Some of us in the human rights community have expressed cautious hope that the inauguration of Barack Obama as our nation’s 44th president will mark the end of this disgraceful era, that it will be the other bookend to January 11, 2002. But for this to become reality, we have to remember that now is not the time to dial down. We applaud Mr. Obama for pledging to close Guantánamo, an important first step. But the closure will be meaningful only if it is accompanied by “an unqualified return to America’s established system of justice for detaining and prosecuting suspects,” as Amnesty International, the ACLU, Human Rights First and Human Rights Watch have urged in a joint letter delivered to the presidential transition team last month. We are categorically opposed to the creation of any other ad-hoc illegal detention system that would allow the executive branch to continue to suspend due process. Any attempt to find a “third way” would amount to having a Guantánamo within our borders.

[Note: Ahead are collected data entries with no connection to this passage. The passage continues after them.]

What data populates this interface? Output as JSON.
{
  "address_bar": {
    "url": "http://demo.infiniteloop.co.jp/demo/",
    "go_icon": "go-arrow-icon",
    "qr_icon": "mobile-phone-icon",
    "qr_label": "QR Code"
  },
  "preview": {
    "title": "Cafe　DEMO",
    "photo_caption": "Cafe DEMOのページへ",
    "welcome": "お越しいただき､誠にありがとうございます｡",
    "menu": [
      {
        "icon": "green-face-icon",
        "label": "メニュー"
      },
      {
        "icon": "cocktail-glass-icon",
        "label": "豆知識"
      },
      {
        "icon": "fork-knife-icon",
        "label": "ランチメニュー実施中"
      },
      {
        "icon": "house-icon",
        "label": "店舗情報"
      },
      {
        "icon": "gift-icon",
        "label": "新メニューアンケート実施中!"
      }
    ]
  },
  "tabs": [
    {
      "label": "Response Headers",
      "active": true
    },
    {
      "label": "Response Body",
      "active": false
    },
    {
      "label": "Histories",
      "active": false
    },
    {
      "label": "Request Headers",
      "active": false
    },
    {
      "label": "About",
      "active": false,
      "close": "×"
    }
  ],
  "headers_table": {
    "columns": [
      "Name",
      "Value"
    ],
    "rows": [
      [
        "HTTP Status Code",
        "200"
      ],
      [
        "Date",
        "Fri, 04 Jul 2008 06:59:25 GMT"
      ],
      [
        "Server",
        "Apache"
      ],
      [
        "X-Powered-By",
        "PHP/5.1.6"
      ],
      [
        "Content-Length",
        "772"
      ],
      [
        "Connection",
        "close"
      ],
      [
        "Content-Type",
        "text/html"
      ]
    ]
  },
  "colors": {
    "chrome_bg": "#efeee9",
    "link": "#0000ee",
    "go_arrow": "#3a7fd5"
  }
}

Since I became executive director of AIUSA three and a half years ago, I’ve often wondered if the inexorable and secretive nature of the Bush administration’s transgressions somehow robbed ordinary citizens of the belief that we can, as individuals with important common goals, make an impact. If so, then this is the moment to reclaim our power—and shoulder our responsibility. There is so much work to be done: holding the outgoing administration accountable for the war crimes it has committed, directing international attention and resources to address bloody conflicts overseas, addressing the continuing crisis of violence against women. It is also a ripe moment for us to apply the human rights framework to urgent problems we face here at home, such as poverty and migrant detentions.
“Change you can believe in” is a phrase that has been trumpeted ad infinitum. But really, it is up to us. We have to make the change we believe in. And yes, we can.